Le Fsi prend le relais du défunt Fonds pour les frontières extérieures, auquel la Suisse a participé de 2009 à 2013. Il vise à soutenir les pays membres de l'espace Schengen dont les frontières sont particulièrement étendues ou accueillant des aéroports internationaux importants.

Il doit en outre contribuer à accroître l'efficacité des contrôles et à améliorer la protection des 50'000 kilomètres de frontières extérieures, terrestres et maritimes, de l'espace Schengen. Il s'agit aussi bien de réduire le nombre d'entrées illégales que de faciliter la vie des personnes autorisées à voyager.

Jeudi, le Conseil des Etats a donné son feu vert par 33 voix contre 1 à l'accord additionnel. Le National doit encore se prononcer. Cet accord règle concrètement la participation financière de la Suisse au FSI. La base légale a déjà été approuvée par le Parlement il y a un an.

Années 2014-2020

Pour 2014-2020, une enveloppe de 2,76 milliards d'euros a été fixée en vue de mettre en place le fonds (contributions des Etats associés non incluses). Selon les estimations du Conseil fédéral, la Suisse devrait verser 144 millions de francs sur sept ans, soit 20,6 millions par an.

La contribution pour 2019 et 2020 est calculée en fonction de la proportion du produit intérieur brut (PIB) suisse par rapport à la somme des PIB de tous les États Schengen qui participent au fonds. Pour les années 2016 à 2018, une facture annuelle de 25 millions d'euros est prévue.

Le Fonds fournira en contrepartie à Berne des dotations destinées à l'élaboration de mesures sur le plan national. Berne devrait recevoir 20 millions pour l'ensemble de la période 2014 à 2020. Ces fonds pourront servir à des projets informatiques, l'infrastructure des aéroports ou des passages à la frontière.

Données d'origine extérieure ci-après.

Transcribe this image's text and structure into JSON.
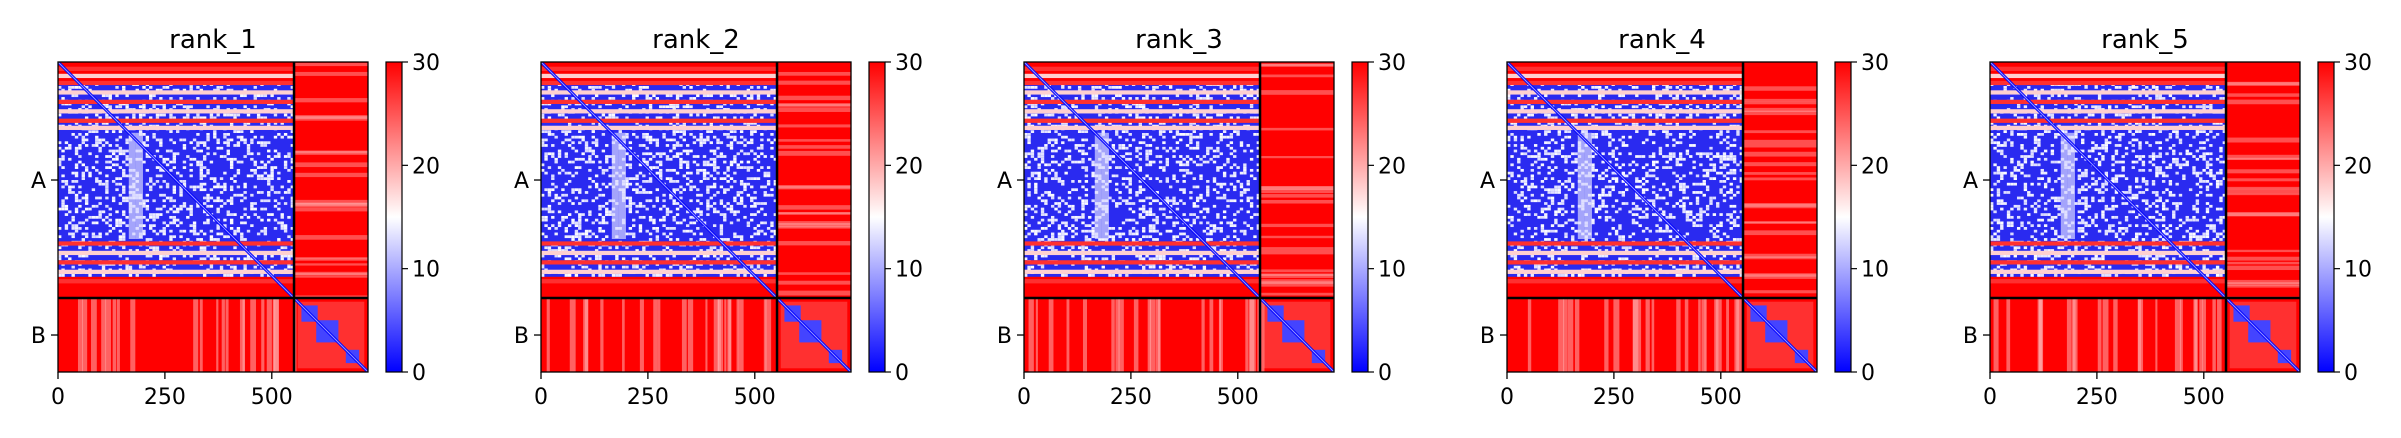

La contribution effective au FSI ne pourra se faire qu'après l'accord du National, soit à partir de la mi-2018. Le premier versement opéré par la Suisse inclura tous les montants dus rétroactivement à compter de 2014. L'utilisation des fonds sera contrôlée, a assuré Isidor Baumann (PDC/UR) pour la commission.

Frontex

Au début de cette session, le Parlement a également approuvé le nouveau règlement européen sur le nouveau Corps européen de garde-frontières et de garde-côtes. Ce document relatif aux frontières extérieures de l'espace Schengen vise à répondre à la pression migratoire.

La contribution de la Suisse à Frontex s'élève à 15 millions de francs par an. Le nouveau règlement prévoit une réserve de 1500 gardes-frontière et gardes-côtes rapidement mobilisable. Parmi cet ensemble de ressources, la Suisse s'est engagée à mettre à disposition 16 personnes.

Selon les estimations, 1,5 million de personnes ont franchi illégalement les frontières extérieures de l'Union européenne entre janvier et novembre 2015. La sécurité renforcée devra être assurée par l'Agence de protection des frontières Frontex et les autorités nationales.